Alive, Alive Oh! PDF Author: Diana Athill
Publisher: Granta Publications
ISBN: 1783782552
Category : Biography & Autobiography
Languages : en
Pages : 122

Get Book Here

Book Description
“Enchanting . . . Diana Athill, 98, still has a few things to teach us about growing old with dignity and humor and grace . . . Astute and sparkling.”—Associated Press Several years ago, Diana Athill accepted that she could no longer live entirely independently, and moved to a retirement home in Highgate. Released from the daily anxieties of caring for her own property and free to settle into her remaining years, she reflects on what it feels like to be very old, and on the moments in her long life that have risen to the surface and which sustain her in these last years. What really matters in the end? Which memories stand out?
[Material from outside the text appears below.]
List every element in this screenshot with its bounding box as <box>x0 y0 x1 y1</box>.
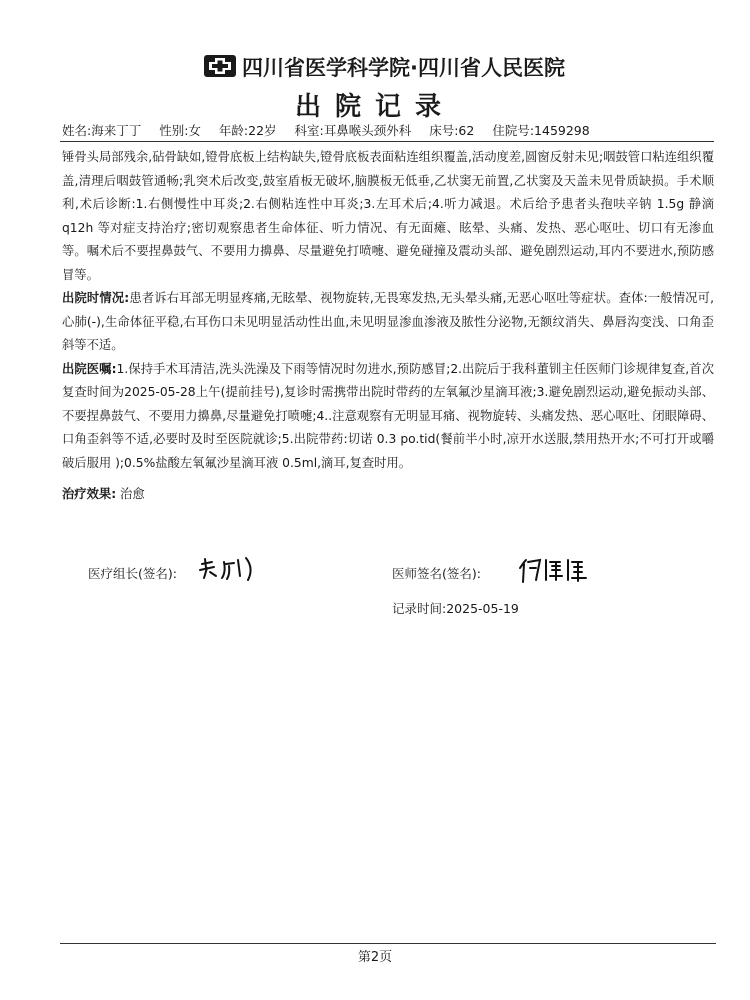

As she approaches her 100th year, Athill recalls in sparkling, precise detail the exact layout of the garden of her childhood, a vast and beautiful park attached to a large house; relates with humor, clarity and honesty her experiences of the First and Second World Wars and her trips to Europe as a young woman; and in the remarkable title chapter, describes her pregnancy at the age of forty-three, losing the baby and almost losing her life—and her gratitude and joy on discovering that she had survived. Alive, Alive Oh! is “so beautifully written and exquisitely detailed . . . [Athill] mines her memories of a life well-lived and generously lays them out on the page for the rest of the world to enjoy” (Star Tribune). “Witty, candid . . . If you haven’t read Athill, and open her latest book expecting serene reflections from a nonagenarian sipping tea in her garden, you’re in for a surprise.”—San Francisco Chronicle

Flower Fables

Flower Fables PDF Author: Louisa May Alcott
Publisher: Lulu.com
ISBN: 1387101609
Category : Fiction
Languages : en
Pages : 100

Get Book Here

Book Description
Flower Fables was the first work published by Louisa May Alcott and appeared on December 9, 1854. The book was a compilation of fanciful stories first written six years earlier for Ellen Emerson (daughter of Ralph Waldo Emerson). The book was published in an edition of 1600 and though Alcott thought it ""sold very well,"" she received only about $35 from the Boston publisher, George Briggs Old-Fashioned Girl is a novel by Louisa May Alcott. It was first serialised in the Merry's Museum magazine between July and August in 1869 and consisted of only six chapters. For the finished product, however, Alcott continued the story from the chapter ""Six Years Afterwards"" and so it ended up with nineteen chapters in all. The book revolves around Polly Milton, the old-fashioned girl who titles the story. Louisa May Alcott (November 29, 1832 - March 6, 1888) was an American novelist and poet best known as the author of the novel Little Women (1868) and its sequels Little Men (1871) and Jo's Boys (1886).